Now, granted times are tough and the current economic slump has resulted in a one-two roundhouse to many of these organizations in the form of lower ticket sales and reduced private/corporate/government support. But when you start adding up the numbers and looking at where most of the deficit-spending occured during the past year or so, one trend seems to be crystal-clear; the major cultural institutions have been squandering money like a 1990's era dotcom startup. And the attitude of many people on the administrative side seems to have been just as cavalier; "Oh, we'll just wait for one of our big-pocketed board members to cut us a check and wipe the red ink off the books in one fell swoop." Trouble is, those big pocketed patrons have themselves been smacked down to the mat by the plunging stock market and whatnot, so the pockets are no longer quite so big, nor is the hand quite so eager to reach into it and spread around the rapidly diminishing contents.

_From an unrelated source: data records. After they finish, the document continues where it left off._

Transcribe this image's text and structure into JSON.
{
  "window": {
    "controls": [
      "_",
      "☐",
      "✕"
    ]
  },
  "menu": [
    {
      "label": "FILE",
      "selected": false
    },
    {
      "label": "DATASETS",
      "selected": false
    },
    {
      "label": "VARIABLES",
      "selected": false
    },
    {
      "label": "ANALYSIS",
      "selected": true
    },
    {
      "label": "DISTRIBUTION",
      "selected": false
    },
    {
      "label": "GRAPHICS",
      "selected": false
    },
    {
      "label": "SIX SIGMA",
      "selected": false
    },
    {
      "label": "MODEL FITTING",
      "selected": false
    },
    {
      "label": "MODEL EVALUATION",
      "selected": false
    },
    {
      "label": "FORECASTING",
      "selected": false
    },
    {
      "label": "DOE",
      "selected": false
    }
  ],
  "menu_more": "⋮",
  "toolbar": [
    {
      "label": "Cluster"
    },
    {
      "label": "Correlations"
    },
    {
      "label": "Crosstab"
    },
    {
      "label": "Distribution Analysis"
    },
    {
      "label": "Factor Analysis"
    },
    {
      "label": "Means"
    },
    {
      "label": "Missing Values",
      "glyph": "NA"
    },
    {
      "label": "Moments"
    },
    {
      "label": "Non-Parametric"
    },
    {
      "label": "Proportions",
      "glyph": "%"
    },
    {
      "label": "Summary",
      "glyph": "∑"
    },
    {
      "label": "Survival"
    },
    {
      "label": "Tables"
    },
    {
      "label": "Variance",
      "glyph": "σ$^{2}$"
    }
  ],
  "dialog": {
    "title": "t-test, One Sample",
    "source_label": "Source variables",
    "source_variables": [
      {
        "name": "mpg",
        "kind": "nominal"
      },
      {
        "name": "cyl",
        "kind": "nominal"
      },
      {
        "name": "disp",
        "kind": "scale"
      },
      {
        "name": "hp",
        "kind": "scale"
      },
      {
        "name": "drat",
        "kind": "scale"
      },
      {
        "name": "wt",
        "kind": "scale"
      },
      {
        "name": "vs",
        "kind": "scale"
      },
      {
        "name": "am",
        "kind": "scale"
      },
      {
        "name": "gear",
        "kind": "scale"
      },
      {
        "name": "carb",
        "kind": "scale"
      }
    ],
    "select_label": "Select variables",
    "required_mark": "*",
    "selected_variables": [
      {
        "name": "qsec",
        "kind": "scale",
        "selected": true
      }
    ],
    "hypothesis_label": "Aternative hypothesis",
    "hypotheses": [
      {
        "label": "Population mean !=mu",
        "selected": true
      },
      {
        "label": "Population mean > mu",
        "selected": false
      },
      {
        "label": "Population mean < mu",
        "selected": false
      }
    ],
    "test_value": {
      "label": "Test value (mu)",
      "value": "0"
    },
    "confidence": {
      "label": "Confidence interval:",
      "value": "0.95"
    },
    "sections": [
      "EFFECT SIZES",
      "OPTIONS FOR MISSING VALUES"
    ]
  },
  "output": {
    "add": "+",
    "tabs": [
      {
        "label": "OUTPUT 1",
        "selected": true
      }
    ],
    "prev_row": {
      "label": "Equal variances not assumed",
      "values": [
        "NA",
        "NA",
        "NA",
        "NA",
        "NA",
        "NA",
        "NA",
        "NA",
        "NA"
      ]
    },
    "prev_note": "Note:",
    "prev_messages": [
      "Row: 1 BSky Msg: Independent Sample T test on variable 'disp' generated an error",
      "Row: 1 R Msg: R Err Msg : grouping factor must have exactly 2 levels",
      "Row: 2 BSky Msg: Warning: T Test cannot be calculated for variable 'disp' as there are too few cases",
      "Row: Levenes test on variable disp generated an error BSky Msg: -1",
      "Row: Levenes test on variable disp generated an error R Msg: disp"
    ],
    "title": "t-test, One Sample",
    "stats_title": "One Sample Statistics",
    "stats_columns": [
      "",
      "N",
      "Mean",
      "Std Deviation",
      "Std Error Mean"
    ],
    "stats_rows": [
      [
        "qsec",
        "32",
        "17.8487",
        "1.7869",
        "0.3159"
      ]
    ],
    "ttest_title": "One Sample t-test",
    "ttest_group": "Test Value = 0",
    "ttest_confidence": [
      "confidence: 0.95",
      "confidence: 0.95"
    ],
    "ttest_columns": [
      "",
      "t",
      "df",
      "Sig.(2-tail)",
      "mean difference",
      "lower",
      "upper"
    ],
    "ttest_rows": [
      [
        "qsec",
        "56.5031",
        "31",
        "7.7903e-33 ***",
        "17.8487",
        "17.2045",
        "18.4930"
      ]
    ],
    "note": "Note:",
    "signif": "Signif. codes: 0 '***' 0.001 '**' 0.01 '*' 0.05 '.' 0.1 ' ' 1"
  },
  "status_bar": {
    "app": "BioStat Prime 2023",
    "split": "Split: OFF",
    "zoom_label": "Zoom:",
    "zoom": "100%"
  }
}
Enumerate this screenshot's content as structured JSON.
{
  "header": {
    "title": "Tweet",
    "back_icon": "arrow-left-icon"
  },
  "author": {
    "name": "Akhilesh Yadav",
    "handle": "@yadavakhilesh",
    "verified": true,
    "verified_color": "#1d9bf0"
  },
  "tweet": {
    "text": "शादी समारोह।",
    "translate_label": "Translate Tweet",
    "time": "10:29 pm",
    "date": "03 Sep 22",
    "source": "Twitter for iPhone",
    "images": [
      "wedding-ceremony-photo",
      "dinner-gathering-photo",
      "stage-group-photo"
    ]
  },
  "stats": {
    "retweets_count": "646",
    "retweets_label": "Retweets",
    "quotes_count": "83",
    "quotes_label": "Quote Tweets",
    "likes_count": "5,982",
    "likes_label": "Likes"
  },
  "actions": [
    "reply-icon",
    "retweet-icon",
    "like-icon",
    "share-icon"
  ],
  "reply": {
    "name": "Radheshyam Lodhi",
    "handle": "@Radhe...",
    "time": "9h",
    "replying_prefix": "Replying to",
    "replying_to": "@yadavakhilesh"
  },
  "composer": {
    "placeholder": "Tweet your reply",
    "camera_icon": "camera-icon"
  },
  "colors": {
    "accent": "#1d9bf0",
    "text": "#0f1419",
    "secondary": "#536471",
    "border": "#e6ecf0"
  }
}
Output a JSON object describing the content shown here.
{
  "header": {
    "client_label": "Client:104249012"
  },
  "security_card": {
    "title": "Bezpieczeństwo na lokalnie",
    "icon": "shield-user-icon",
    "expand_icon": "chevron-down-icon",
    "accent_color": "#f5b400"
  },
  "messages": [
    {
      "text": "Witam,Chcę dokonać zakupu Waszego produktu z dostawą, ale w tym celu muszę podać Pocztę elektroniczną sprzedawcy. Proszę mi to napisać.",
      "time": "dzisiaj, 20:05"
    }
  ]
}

The result of this is that now most of our regions major cultural institutions (with a few notable exceptions) have racked up literally millions of dollars of debt (and if you throw in the $28 mm the City of Seattle loaned to The Seattle Opera to complete the underfunded refurbishment of the new McCaw Hall, that number goes into the tens of millions of dollars), which means the Seattle arts community is going to be hit by yet another set of combination-punches; at the very least millions of dollars that might have gone to sustaining and growing these same organizations will now be diverted to paying off debt, leaving less to go around for everyone; and in the worst-case, some of our valued institutions will cease to exist altogether, contributing to an already spiraling downward trend in support for the arts.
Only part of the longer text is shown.